Ombudsman appointed to expedite resolutions

Students encountering problems at Florida A&M University finally have somewhere they can go to seek a resolution.

Ruth Campbell, Esq., is the new University ombudsman, as well as executive assistant to the Vice President of Student Affairs, Patricia Green-Powell.

According to Campbell, the mission of her office is “to enhance the collegial environment here at FAMU.” This means that she will “basically be a listening ear to students, faculty as well as staff.”

Campbell’s duties include responding to any queries students may have, referring people to the right offices, listening to their complaints, investigating troubling issues and generally trying to bring resolution to the many problems students, staff and faculty face at a university, she explained.

“I can help you with answering questions or direct you to a person that can; or I can be a last resort in that you’ve gone through the procedures. Maybe the process is going slow, and you don’t know why people keep putting you off, or the end result was not what you thought was fair or what you thought was right, then I can come in.
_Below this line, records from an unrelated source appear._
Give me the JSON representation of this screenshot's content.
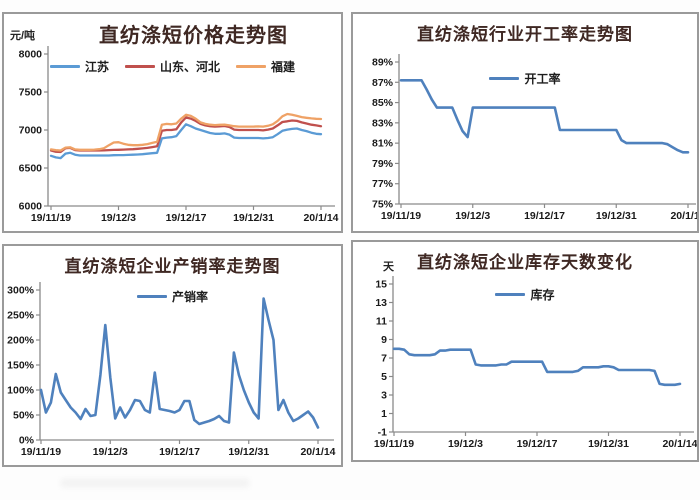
{
  "x_axis": {
    "tick_labels": [
      "19/11/19",
      "19/12/3",
      "19/12/17",
      "19/12/31",
      "20/1/14"
    ],
    "frequency": "daily",
    "n_points": 57,
    "start": "19/11/19",
    "end": "20/1/14"
  },
  "chart_data": [
    {
      "type": "line",
      "title": "直纺涤短价格走势图",
      "unit": "元/吨",
      "y_min": 6000,
      "y_max": 8000,
      "y_ticks": {
        "values": [
          8000,
          7500,
          7000,
          6500,
          6000
        ],
        "labels": [
          "8000",
          "7500",
          "7000",
          "6500",
          "6000"
        ]
      },
      "x_tick_labels": [
        "19/11/19",
        "19/12/3",
        "19/12/17",
        "19/12/31",
        "20/1/14"
      ],
      "legend_position": "top-center",
      "grid": false,
      "series": [
        {
          "name": "江苏",
          "color": "#5b9bd5",
          "values": [
            6660,
            6640,
            6630,
            6690,
            6700,
            6675,
            6665,
            6665,
            6665,
            6665,
            6665,
            6665,
            6665,
            6668,
            6670,
            6670,
            6672,
            6675,
            6678,
            6682,
            6688,
            6695,
            6700,
            6890,
            6900,
            6905,
            6920,
            7000,
            7075,
            7050,
            7020,
            7000,
            6980,
            6960,
            6950,
            6950,
            6955,
            6940,
            6900,
            6895,
            6895,
            6895,
            6895,
            6895,
            6890,
            6895,
            6905,
            6945,
            6990,
            7005,
            7015,
            7020,
            7000,
            6985,
            6965,
            6950,
            6945
          ]
        },
        {
          "name": "山东、河北",
          "color": "#c0504d",
          "values": [
            6730,
            6715,
            6710,
            6760,
            6765,
            6735,
            6730,
            6730,
            6730,
            6730,
            6730,
            6732,
            6735,
            6738,
            6740,
            6742,
            6745,
            6748,
            6752,
            6758,
            6765,
            6775,
            6785,
            6990,
            7000,
            7000,
            7010,
            7100,
            7165,
            7150,
            7120,
            7080,
            7060,
            7050,
            7045,
            7048,
            7052,
            7040,
            7005,
            7000,
            7000,
            7000,
            7000,
            7000,
            6995,
            7005,
            7020,
            7060,
            7105,
            7115,
            7125,
            7120,
            7100,
            7085,
            7070,
            7060,
            7050
          ]
        },
        {
          "name": "福建",
          "color": "#efa266",
          "values": [
            6745,
            6735,
            6730,
            6768,
            6772,
            6745,
            6740,
            6740,
            6740,
            6742,
            6748,
            6760,
            6800,
            6835,
            6840,
            6820,
            6805,
            6800,
            6800,
            6805,
            6815,
            6830,
            6845,
            7070,
            7080,
            7075,
            7085,
            7150,
            7200,
            7185,
            7150,
            7100,
            7080,
            7070,
            7065,
            7068,
            7070,
            7060,
            7050,
            7045,
            7045,
            7045,
            7045,
            7048,
            7045,
            7055,
            7075,
            7120,
            7180,
            7210,
            7200,
            7185,
            7170,
            7160,
            7152,
            7148,
            7145
          ]
        }
      ]
    },
    {
      "type": "line",
      "title": "直纺涤短行业开工率走势图",
      "y_min": 75,
      "y_max": 89,
      "y_ticks": {
        "values": [
          89,
          87,
          85,
          83,
          81,
          79,
          77,
          75
        ],
        "labels": [
          "89%",
          "87%",
          "85%",
          "83%",
          "81%",
          "79%",
          "77%",
          "75%"
        ]
      },
      "x_tick_labels": [
        "19/11/19",
        "19/12/3",
        "19/12/17",
        "19/12/31",
        "20/1/14"
      ],
      "legend_position": "top-center",
      "grid": false,
      "series": [
        {
          "name": "开工率",
          "color": "#4f81bd",
          "values": [
            87.2,
            87.2,
            87.2,
            87.2,
            87.2,
            86.3,
            85.3,
            84.5,
            84.5,
            84.5,
            84.5,
            83.3,
            82.2,
            81.6,
            84.5,
            84.5,
            84.5,
            84.5,
            84.5,
            84.5,
            84.5,
            84.5,
            84.5,
            84.5,
            84.5,
            84.5,
            84.5,
            84.5,
            84.5,
            84.5,
            84.5,
            82.3,
            82.3,
            82.3,
            82.3,
            82.3,
            82.3,
            82.3,
            82.3,
            82.3,
            82.3,
            82.3,
            82.3,
            81.3,
            81,
            81,
            81,
            81,
            81,
            81,
            81,
            81,
            80.9,
            80.6,
            80.3,
            80.1,
            80.1
          ]
        }
      ]
    },
    {
      "type": "line",
      "title": "直纺涤短企业产销率走势图",
      "y_min": 0,
      "y_max": 300,
      "y_ticks": {
        "values": [
          300,
          250,
          200,
          150,
          100,
          50,
          0
        ],
        "labels": [
          "300%",
          "250%",
          "200%",
          "150%",
          "100%",
          "50%",
          "0%"
        ]
      },
      "x_tick_labels": [
        "19/11/19",
        "19/12/3",
        "19/12/17",
        "19/12/31",
        "20/1/14"
      ],
      "legend_position": "top-center",
      "grid": false,
      "series": [
        {
          "name": "产销率",
          "color": "#4f81bd",
          "values": [
            100,
            55,
            75,
            132,
            95,
            80,
            65,
            55,
            42,
            62,
            48,
            50,
            130,
            230,
            125,
            43,
            65,
            45,
            60,
            80,
            78,
            60,
            55,
            135,
            62,
            60,
            58,
            55,
            60,
            78,
            78,
            40,
            32,
            35,
            38,
            42,
            48,
            38,
            35,
            175,
            130,
            100,
            75,
            55,
            43,
            283,
            240,
            200,
            60,
            80,
            55,
            38,
            43,
            50,
            57,
            45,
            25
          ]
        }
      ]
    },
    {
      "type": "line",
      "title": "直纺涤短企业库存天数变化",
      "unit": "天",
      "y_min": -1,
      "y_max": 15,
      "y_ticks": {
        "values": [
          15,
          13,
          11,
          9,
          7,
          5,
          3,
          1,
          -1
        ],
        "labels": [
          "15",
          "13",
          "11",
          "9",
          "7",
          "5",
          "3",
          "1",
          "-1"
        ]
      },
      "x_tick_labels": [
        "19/11/19",
        "19/12/3",
        "19/12/17",
        "19/12/31",
        "20/1/14"
      ],
      "legend_position": "top-center",
      "grid": false,
      "series": [
        {
          "name": "库存",
          "color": "#4f81bd",
          "values": [
            8,
            8,
            7.9,
            7.4,
            7.3,
            7.3,
            7.3,
            7.3,
            7.4,
            7.8,
            7.8,
            7.9,
            7.9,
            7.9,
            7.9,
            7.9,
            6.3,
            6.2,
            6.2,
            6.2,
            6.2,
            6.3,
            6.3,
            6.6,
            6.6,
            6.6,
            6.6,
            6.6,
            6.6,
            6.6,
            5.5,
            5.5,
            5.5,
            5.5,
            5.5,
            5.5,
            5.6,
            6,
            6,
            6,
            6,
            6.1,
            6.1,
            6,
            5.7,
            5.7,
            5.7,
            5.7,
            5.7,
            5.7,
            5.7,
            5.6,
            4.2,
            4.1,
            4.1,
            4.1,
            4.2
          ]
        }
      ]
    }
  ],
  "style": {
    "axis_color": "#8a8a8a",
    "tick_text_color": "#1a1a1a",
    "title_color": "#3f2823",
    "panel_border_color": "#9a9a9a",
    "background": "#ffffff"
  }
}
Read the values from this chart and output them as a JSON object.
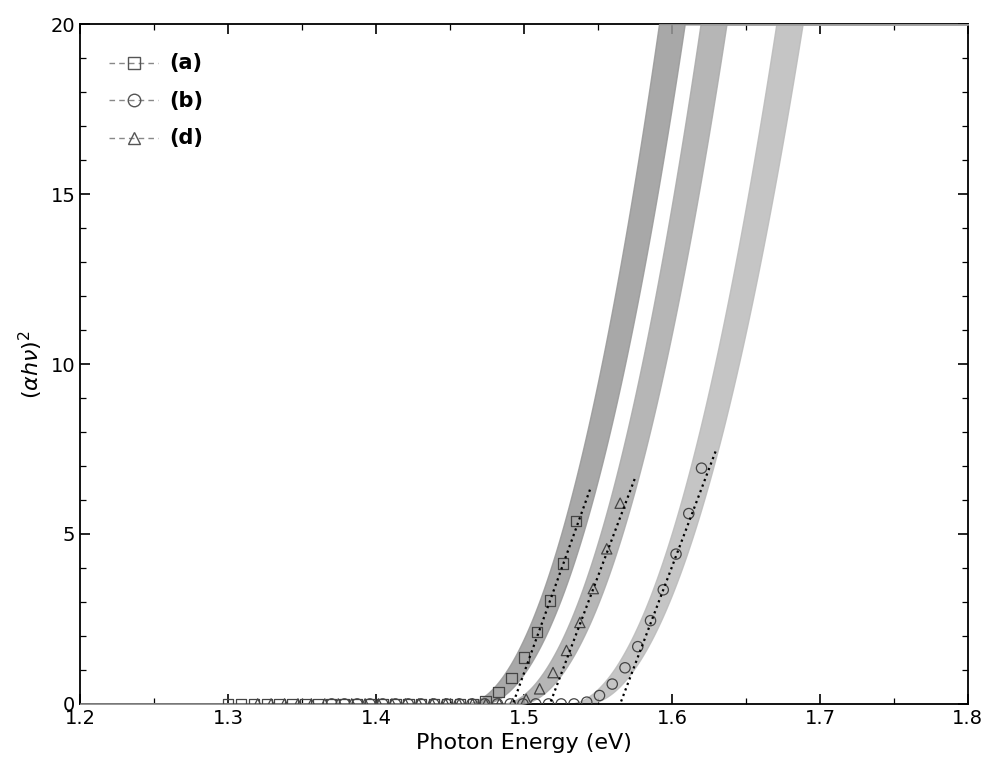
{
  "xlabel": "Photon Energy (eV)",
  "xlim": [
    1.2,
    1.8
  ],
  "ylim": [
    0,
    20
  ],
  "xticks": [
    1.2,
    1.3,
    1.4,
    1.5,
    1.6,
    1.7,
    1.8
  ],
  "yticks": [
    0,
    5,
    10,
    15,
    20
  ],
  "series_a": {
    "label": "(a)",
    "marker": "s",
    "Eg": 1.465,
    "A": 1100.0,
    "power": 2.0,
    "x_marker_start": 1.3,
    "x_marker_end": 1.535,
    "n_markers": 28,
    "fill_dEg": 0.006,
    "fill_dA": 0.04,
    "color": "#888888",
    "fill_color": "#999999",
    "dot_Eg": 1.465,
    "dot_slope_x": 1.52,
    "dot_x_end": 1.535
  },
  "series_d": {
    "label": "(d)",
    "marker": "^",
    "Eg": 1.49,
    "A": 1050.0,
    "power": 2.0,
    "x_marker_start": 1.32,
    "x_marker_end": 1.565,
    "n_markers": 28,
    "fill_dEg": 0.006,
    "fill_dA": 0.04,
    "color": "#888888",
    "fill_color": "#aaaaaa",
    "dot_Eg": 1.49,
    "dot_slope_x": 1.545,
    "dot_x_end": 1.565
  },
  "series_b": {
    "label": "(b)",
    "marker": "o",
    "Eg": 1.535,
    "A": 960.0,
    "power": 2.0,
    "x_marker_start": 1.37,
    "x_marker_end": 1.62,
    "n_markers": 30,
    "fill_dEg": 0.006,
    "fill_dA": 0.04,
    "color": "#888888",
    "fill_color": "#bbbbbb",
    "dot_Eg": 1.535,
    "dot_slope_x": 1.595,
    "dot_x_end": 1.62
  }
}
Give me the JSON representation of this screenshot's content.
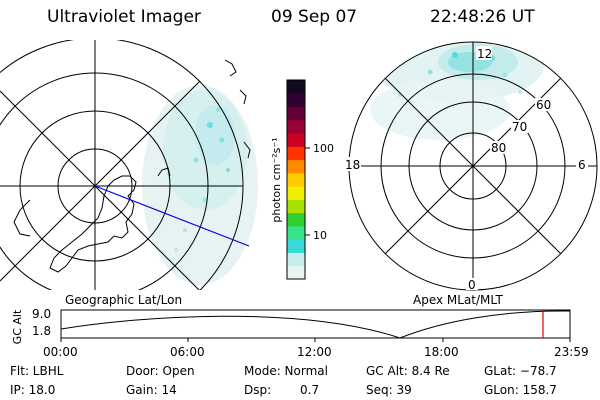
{
  "header": {
    "instrument": "Ultraviolet Imager",
    "date": "09 Sep 07",
    "time": "22:48:26 UT"
  },
  "colorbar": {
    "unit_label": "photon cm⁻²s⁻¹",
    "ticks": [
      "100",
      "10"
    ],
    "scale": "log",
    "colors": [
      "#e8f4f4",
      "#c9ecee",
      "#3ad9d9",
      "#38e28a",
      "#2ecf2e",
      "#a8e000",
      "#f0f000",
      "#ffcc00",
      "#ff8800",
      "#ff3300",
      "#cc0022",
      "#990033",
      "#66003a",
      "#330033",
      "#0f0a22"
    ]
  },
  "left_map": {
    "caption": "Geographic Lat/Lon"
  },
  "right_map": {
    "caption": "Apex MLat/MLT",
    "mlt_labels": {
      "top": "12",
      "left": "18",
      "right": "6",
      "bottom": "0"
    },
    "mlat_labels": [
      "60",
      "70",
      "80"
    ]
  },
  "timeline": {
    "axis_label": "GC Alt",
    "y_top": "9.0",
    "y_bottom": "1.8",
    "x_ticks": [
      "00:00",
      "06:00",
      "12:00",
      "18:00",
      "23:59"
    ],
    "marker_color": "#e00000"
  },
  "footer": {
    "filter": "Flt: LBHL",
    "door": "Door: Open",
    "mode": "Mode: Normal",
    "gc_alt": "GC Alt: 8.4 Re",
    "glat": "GLat: −78.7",
    "ip": "IP: 18.0",
    "gain": "Gain: 14",
    "dsp_label": "Dsp:",
    "dsp_value": "0.7",
    "seq": "Seq: 39",
    "glon": "GLon: 158.7"
  }
}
I can investigate, and I can put things together to try to explain what happened and come to a resolution.”

According to Green-Powell, the University has been without an ombudsman for the past six to nine months.

Fleur Williams, 21, a food science student from Antigua, was thrilled to learn the University has a new ombudsman.

“I think that’s just wonderful,” Williams said.

“Students have many issues that they need resolved and they do not know who to speak to.”

Campbell, an Atlanta native, has a bachelor’s degree in business administration from Georgia State University and a law degree from the University of Florida. She is also a certified Florida Supreme Court mediator and a member of the Florida Bar.

Campbell said so far she has had a variety of student issues brought to her attention ranging from financial aid to miscommunication between students and faculty.

However, financial aid, transcripts and housing are among the more prevalent.

When students come to Cambell’s office, they are asked to fill out a form that lists some of the areas in which they might have concerns.

Students can also choose “other” and write down their own concerns that are not listed.

The reverse side of the sheet explains what her office is about.

While some students are already visiting Campbell, others do not even know what an ombudsman is, and even more students are only now realizing that Campbell’s services are available to them.

Williams said that besides just filling the position, she hopes the University informs students on what an ombudsman is and where they can contact the University ombudsman, or else “[filling the position] is useless.”

Sheena Sewell, a senior food science student from Pembroke Pines, admitted to previously hearing the term ombudsman, but not being able to fully explain the duties associated with the position.

Rick Anderson, a freshman general studies student from Indianapolis shares Williams’ sentiment. However, both agree the position would be useful on campus.

“It’s really beneficial,” Anderson said, noting that often times students need someone to talk to because their parents are so far away.

Campbell began serving as the university ombudsman in September of this year after a search committee recommended her for an interview with Green-Powell.

Green-Powell said that Campbell came highly recommended by the search committee, and she was very pleased with the selection.

“[Campbell] is just awesome; she will be very good for the position,” Green-Powell said.

Campbell said since working as the University ombudsman she has had to be a mediator, something she considers a big part of her job, between students and sometimes even between students and faculty members.

“My first guest was a faculty member that called because of a situation with a student, and they wanted to bring some resolution to it.”

Campbell said she was able to assist the faculty member and student, though the issue is not yet fully resolved.

“Complaints or issues don’t just get completed necessarily in a day or in an hour. It takes some time, and as long as both parties understand that, then things flow easier,” she said.

Campbell’s immediate goal as the University ombudsman is to conduct different workshops.

The first workshop, tentatively scheduled for Jan. 25 from 10 a.m. to noon, will be on the subject conflict resolution.

“I want to be able to have workshops for students, staff and faculty on how to handle conflict and how to come to reasonable resolutions.”

Campbell is looking to get the dispute resolution center to facilitate the first workshop.

She said thus far they have agreed to it.

One thing Campbell wants the students to know is her job is not to circumvent any existing procedures.

“I’m here to enhance the collegiate environment, so that means I’m not here to stop you from going through the procedures that are already set up … I’m here to change it for the better.”

The Office of the Ombudsman is located in the Foote-Hilyer Administration Center, Room 103.